FAYETTEVILLE, ARK. – A group of poultry growers is suing executives of Cooks Venture, accusing them of using deception to recruit growers into contracts and failing to disclose the company’s financial condition. Cooks Venture filed for Chapter 7 bankruptcy protection in April.

Thirteen plaintiffs are listed on the complaint with Cooks Venture founders Matthew Wadiak and Blake Evans, John Niemann, chief executive officer, and Tim Singleton, chief operating officer, named as defendants.

Blake Evans and Matt Wadiak, co-founder of the meal kit company, Blue Apron, founded Cooks Venture to sell a proprietary breed of chickens directly to consumers online, through retail outlets and to foodservice operators at prices comparable to competing mid- to high-attribute birds currently on the market. The plaintiffs alleged that Cooks Venture “cultivated an image as a progressive, farmer-friendly integrator with strong management.”

The reality, according to the court document, was quite the opposite.

“Cooks Venture was an undercapitalized startup whose principal officers recklessly chased scale over sustainability — and landed their enterprise in bankruptcy,” the complaint said.

Representatives of the company never made clear that Cooks Venture could not fund operations from current revenues and depended on infusions of capital and extensions of credit to stay in business.

And the company did secure infusions of funding. In February 2022, the company announced $50 million in funding from technology company PIUS. And in August of 2020, Cooks Venture and Golden West Food Group netted $10 million in Series A funding. Golden West Food Group led a $4 million funding round in January of the same year to help Cooks Venture expand distribution of its heirloom chickens.

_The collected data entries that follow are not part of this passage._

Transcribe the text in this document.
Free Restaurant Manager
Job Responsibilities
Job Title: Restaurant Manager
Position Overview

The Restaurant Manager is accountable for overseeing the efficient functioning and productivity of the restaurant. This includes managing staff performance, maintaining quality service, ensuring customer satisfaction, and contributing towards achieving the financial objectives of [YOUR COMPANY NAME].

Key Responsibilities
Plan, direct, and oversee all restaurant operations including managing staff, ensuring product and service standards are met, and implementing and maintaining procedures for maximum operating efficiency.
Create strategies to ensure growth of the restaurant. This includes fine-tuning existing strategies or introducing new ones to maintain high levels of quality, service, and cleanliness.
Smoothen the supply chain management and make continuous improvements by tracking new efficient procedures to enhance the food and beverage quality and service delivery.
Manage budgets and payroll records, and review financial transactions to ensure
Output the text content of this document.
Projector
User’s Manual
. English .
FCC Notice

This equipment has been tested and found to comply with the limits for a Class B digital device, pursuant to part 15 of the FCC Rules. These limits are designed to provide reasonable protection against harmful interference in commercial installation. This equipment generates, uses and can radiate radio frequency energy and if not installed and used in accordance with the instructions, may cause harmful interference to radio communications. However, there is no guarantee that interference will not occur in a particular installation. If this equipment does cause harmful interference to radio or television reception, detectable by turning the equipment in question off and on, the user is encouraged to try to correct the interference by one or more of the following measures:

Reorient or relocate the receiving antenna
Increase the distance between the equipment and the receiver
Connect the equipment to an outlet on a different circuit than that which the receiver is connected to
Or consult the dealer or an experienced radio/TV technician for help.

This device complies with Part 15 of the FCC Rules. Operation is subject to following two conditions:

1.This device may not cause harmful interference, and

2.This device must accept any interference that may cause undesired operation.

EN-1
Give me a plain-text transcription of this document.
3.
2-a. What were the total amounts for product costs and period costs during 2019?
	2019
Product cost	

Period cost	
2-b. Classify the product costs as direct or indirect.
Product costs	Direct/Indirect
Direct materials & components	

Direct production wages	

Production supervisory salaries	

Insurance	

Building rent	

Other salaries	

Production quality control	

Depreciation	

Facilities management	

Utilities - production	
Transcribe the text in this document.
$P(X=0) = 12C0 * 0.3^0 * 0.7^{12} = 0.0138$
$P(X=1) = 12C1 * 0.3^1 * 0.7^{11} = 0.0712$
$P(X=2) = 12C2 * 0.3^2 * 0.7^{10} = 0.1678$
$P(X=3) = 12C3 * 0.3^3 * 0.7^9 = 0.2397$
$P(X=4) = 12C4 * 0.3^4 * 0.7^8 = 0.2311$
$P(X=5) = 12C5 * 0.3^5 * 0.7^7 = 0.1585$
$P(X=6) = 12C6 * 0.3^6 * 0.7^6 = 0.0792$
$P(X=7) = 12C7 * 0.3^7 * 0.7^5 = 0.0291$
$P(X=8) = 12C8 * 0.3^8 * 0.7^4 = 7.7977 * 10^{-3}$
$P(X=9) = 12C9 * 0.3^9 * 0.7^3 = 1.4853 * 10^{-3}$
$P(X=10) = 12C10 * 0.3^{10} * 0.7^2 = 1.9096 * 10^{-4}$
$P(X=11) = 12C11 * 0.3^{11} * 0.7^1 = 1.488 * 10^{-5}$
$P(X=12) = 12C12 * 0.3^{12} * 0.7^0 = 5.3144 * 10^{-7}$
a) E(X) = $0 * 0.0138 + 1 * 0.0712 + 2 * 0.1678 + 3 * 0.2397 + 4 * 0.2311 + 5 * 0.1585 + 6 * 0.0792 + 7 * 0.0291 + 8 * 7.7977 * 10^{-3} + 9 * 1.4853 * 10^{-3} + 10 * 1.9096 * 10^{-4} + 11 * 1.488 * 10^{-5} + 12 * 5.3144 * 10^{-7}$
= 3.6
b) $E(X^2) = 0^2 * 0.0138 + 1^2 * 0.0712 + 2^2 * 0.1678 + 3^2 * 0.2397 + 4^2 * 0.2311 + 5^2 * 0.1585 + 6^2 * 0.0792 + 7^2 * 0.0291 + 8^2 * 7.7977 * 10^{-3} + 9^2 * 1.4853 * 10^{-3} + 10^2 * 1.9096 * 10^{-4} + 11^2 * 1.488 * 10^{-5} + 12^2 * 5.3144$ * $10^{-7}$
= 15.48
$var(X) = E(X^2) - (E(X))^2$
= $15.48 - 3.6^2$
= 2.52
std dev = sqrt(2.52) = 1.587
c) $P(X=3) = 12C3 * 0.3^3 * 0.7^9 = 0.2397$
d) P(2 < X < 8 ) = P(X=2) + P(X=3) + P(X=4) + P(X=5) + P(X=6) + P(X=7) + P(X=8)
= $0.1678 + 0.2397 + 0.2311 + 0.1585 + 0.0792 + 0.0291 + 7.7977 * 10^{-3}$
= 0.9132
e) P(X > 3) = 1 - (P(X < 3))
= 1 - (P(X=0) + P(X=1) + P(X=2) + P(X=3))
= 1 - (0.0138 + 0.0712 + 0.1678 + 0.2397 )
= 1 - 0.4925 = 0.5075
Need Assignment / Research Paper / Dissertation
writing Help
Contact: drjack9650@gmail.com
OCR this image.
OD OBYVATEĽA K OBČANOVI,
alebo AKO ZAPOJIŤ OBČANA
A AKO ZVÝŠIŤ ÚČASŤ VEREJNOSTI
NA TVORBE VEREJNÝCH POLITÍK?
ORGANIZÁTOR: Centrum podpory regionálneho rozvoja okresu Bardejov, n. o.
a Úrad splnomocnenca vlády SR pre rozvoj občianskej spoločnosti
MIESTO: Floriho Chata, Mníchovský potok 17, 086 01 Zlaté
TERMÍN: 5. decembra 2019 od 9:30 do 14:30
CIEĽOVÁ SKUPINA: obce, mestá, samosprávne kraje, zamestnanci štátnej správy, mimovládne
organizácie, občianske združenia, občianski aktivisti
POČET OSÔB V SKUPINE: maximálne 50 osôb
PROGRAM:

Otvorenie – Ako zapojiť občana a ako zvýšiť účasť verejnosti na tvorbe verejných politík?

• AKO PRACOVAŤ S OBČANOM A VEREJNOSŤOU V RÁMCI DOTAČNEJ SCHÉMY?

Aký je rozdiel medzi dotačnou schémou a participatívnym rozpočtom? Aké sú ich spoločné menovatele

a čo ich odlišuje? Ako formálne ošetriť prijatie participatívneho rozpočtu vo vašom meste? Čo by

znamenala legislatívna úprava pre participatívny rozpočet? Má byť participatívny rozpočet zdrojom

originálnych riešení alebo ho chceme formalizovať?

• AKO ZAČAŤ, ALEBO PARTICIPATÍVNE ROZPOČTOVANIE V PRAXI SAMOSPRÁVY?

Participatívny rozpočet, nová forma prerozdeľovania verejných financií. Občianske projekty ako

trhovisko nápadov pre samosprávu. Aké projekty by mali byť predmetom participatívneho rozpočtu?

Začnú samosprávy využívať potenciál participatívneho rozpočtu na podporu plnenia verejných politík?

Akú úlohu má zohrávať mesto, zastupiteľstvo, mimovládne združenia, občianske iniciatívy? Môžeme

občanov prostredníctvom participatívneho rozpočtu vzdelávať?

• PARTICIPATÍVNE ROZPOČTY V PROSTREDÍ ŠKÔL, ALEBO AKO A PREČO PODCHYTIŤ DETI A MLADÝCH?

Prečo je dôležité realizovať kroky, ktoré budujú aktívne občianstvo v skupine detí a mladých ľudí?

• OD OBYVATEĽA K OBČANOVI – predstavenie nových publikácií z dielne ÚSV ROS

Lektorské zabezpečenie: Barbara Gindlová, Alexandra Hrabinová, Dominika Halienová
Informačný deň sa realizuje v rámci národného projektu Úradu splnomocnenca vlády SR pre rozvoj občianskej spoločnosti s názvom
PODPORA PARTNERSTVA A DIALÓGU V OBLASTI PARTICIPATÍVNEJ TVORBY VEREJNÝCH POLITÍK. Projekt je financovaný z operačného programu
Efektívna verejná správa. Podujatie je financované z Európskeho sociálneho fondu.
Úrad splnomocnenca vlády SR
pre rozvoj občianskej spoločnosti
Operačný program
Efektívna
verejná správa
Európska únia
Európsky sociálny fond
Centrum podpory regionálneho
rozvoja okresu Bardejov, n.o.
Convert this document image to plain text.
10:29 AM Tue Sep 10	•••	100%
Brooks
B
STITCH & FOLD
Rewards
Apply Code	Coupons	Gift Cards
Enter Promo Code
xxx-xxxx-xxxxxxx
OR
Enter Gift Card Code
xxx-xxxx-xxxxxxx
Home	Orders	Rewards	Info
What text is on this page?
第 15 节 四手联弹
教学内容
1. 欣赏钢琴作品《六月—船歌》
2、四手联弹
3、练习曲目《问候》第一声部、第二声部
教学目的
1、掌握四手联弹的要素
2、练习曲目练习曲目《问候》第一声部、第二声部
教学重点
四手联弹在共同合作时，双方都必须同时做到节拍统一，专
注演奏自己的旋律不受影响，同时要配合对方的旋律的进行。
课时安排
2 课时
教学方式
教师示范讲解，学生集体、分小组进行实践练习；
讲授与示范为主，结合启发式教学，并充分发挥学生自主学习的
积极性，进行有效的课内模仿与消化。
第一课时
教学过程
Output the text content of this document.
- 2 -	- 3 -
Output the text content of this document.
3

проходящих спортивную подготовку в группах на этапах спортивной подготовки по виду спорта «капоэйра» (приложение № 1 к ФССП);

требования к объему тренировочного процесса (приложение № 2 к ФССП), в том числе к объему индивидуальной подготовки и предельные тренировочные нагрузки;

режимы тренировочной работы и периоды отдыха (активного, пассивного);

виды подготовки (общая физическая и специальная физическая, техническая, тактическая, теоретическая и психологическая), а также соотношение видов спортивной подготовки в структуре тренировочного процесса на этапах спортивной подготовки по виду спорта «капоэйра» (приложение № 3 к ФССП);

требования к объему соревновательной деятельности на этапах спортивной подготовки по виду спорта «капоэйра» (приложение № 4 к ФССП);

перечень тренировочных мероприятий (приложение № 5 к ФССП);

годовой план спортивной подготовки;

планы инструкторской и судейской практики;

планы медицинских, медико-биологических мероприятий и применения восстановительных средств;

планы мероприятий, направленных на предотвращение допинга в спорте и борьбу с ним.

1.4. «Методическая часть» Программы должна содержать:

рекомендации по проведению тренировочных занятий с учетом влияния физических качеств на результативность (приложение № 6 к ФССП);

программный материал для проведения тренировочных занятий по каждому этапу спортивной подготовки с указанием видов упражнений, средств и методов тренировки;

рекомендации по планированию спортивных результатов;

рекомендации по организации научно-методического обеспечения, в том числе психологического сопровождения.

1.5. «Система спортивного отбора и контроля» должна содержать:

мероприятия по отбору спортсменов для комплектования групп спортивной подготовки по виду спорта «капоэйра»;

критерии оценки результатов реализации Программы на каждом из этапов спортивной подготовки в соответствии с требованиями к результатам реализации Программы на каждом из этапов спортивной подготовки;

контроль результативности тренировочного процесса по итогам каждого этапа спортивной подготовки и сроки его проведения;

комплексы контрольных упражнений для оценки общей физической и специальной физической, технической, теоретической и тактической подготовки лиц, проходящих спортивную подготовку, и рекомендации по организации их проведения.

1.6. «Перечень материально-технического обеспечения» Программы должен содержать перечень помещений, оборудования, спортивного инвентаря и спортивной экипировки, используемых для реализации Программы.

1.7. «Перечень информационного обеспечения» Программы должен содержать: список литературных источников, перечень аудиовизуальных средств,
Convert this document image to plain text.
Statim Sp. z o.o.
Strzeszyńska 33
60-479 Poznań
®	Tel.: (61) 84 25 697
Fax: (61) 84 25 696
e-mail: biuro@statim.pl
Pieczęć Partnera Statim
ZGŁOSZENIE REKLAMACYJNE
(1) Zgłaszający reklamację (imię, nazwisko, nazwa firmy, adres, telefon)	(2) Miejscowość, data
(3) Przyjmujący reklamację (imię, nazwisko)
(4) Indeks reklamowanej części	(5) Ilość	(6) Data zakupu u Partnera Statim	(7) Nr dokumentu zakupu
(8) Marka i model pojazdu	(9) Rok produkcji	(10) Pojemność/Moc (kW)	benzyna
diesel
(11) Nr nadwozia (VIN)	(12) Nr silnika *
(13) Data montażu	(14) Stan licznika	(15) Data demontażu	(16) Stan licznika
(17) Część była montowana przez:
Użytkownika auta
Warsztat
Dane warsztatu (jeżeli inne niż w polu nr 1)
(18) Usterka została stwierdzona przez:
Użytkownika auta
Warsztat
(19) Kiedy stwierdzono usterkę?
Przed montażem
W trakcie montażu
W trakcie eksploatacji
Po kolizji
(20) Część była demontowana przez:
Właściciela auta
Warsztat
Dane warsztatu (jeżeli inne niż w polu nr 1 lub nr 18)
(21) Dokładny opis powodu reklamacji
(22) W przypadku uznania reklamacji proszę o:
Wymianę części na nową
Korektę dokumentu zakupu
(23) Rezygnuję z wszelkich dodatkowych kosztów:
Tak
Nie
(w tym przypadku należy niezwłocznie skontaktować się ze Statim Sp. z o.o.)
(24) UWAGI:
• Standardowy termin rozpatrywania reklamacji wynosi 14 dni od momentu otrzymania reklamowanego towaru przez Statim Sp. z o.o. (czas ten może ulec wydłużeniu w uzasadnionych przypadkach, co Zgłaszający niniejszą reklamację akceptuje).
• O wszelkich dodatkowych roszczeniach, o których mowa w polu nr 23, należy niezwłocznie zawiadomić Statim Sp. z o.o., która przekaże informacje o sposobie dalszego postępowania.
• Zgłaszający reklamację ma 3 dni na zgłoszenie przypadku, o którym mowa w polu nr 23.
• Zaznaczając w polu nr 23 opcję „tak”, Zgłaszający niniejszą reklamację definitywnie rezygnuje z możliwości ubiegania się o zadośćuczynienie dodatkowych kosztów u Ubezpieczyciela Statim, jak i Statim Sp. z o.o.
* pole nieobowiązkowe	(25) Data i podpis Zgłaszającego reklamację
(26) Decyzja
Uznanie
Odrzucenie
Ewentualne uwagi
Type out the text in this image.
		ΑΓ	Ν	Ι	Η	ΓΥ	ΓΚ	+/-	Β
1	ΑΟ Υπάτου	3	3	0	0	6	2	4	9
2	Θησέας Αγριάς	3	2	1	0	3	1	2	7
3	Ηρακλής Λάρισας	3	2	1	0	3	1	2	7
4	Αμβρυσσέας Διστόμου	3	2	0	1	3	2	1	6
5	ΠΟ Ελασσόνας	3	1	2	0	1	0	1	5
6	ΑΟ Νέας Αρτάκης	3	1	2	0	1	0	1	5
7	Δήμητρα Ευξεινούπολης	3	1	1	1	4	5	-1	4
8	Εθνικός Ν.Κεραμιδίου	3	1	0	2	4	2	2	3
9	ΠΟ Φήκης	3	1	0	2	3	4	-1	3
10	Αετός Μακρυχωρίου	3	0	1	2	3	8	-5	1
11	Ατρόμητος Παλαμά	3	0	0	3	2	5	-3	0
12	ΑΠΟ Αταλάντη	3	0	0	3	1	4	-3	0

The complaint states that Cooks Venture generated revenues of $10 to $20 million per year when the company launched in 2019. With those returns, Wadiak and Evans could have grown the company incrementally by operating a smaller processing plant in Tahlequah, Okla., and delaying use of a larger processing plant in Jay, Okla. But Wadiak and Evans chose not to pursue that strategy.

“Right out of the gate, they set a goal for Cooks Venture to slaughter 100,000 birds per week before the summer of 2019 was out — and from there rapidly scale output up to 700,000 birds per week within two years,” according to the complaint.

Without adequate capital to achieve their goal, Cooks Venture turned to outsourcing chicken growing to contract farmers which enabled the company to “avoid many of the capital requirements and risks of loss involved in expanding its broiler production capacity to the scale Mr. Wadiak and Mr. Evans desired,” the complaint state.

Facing stiff competition from larger meat processors such as Tyson, Simmons, Butterball and others for poultry growers in the Ozarks region, the lawsuit alleged that Wadiak and Evans deployed a “dishonest recruitment program that induced target farmers to make capital investments in broiler houses and sign Cooks Venture’s standard-form poultry growing contract — styled the “Regenerative Agriculture Poultry Production Agreement” — through systematic deception about the material terms of that contract, the economic returns the farmers could receive from entering such a contract with Cooks Venture, and Cooks Venture’s financial strength and ability to fulfill its obligations to growers…”

Even as the company’s financial condition deteriorated, the lawsuit alleged Singleton, Wadiak and Evans hid the truth from the public in order to secure infusions of capital from investors and maintain the confidence of material and service suppliers, including the poultry growers.

This deception prevented the growers and others from protecting themselves against the prospect of Cooks Venture’s failure, according to the complaint.

Cooks Venture closed its operations in Oklahoma and Arkansas in November of 2023. A letter to employees stated:

“While we would have preferred to provide you with more notice, due to the unexpected and last-minute lack of financing for the company’s continued operations, we were unable to do so. The company has, since at least as early as Sept. 1, 2023, been engaged in serious discussions with investors to obtain financing which, if obtained, would have enabled the company to avoid a shutdown and continue its operations. Unfortunately, earlier this week we learned that the company would not be able to obtain the anticipated financing.”

Arkansas Senator Bryan King, appealed to Governor Sarah Huckabee Sanders for a state of emergency following the closure of Cooks Venture, which left roughly 500 people suddenly unemployed. The Arkansas Department of Agriculture denied King’s request.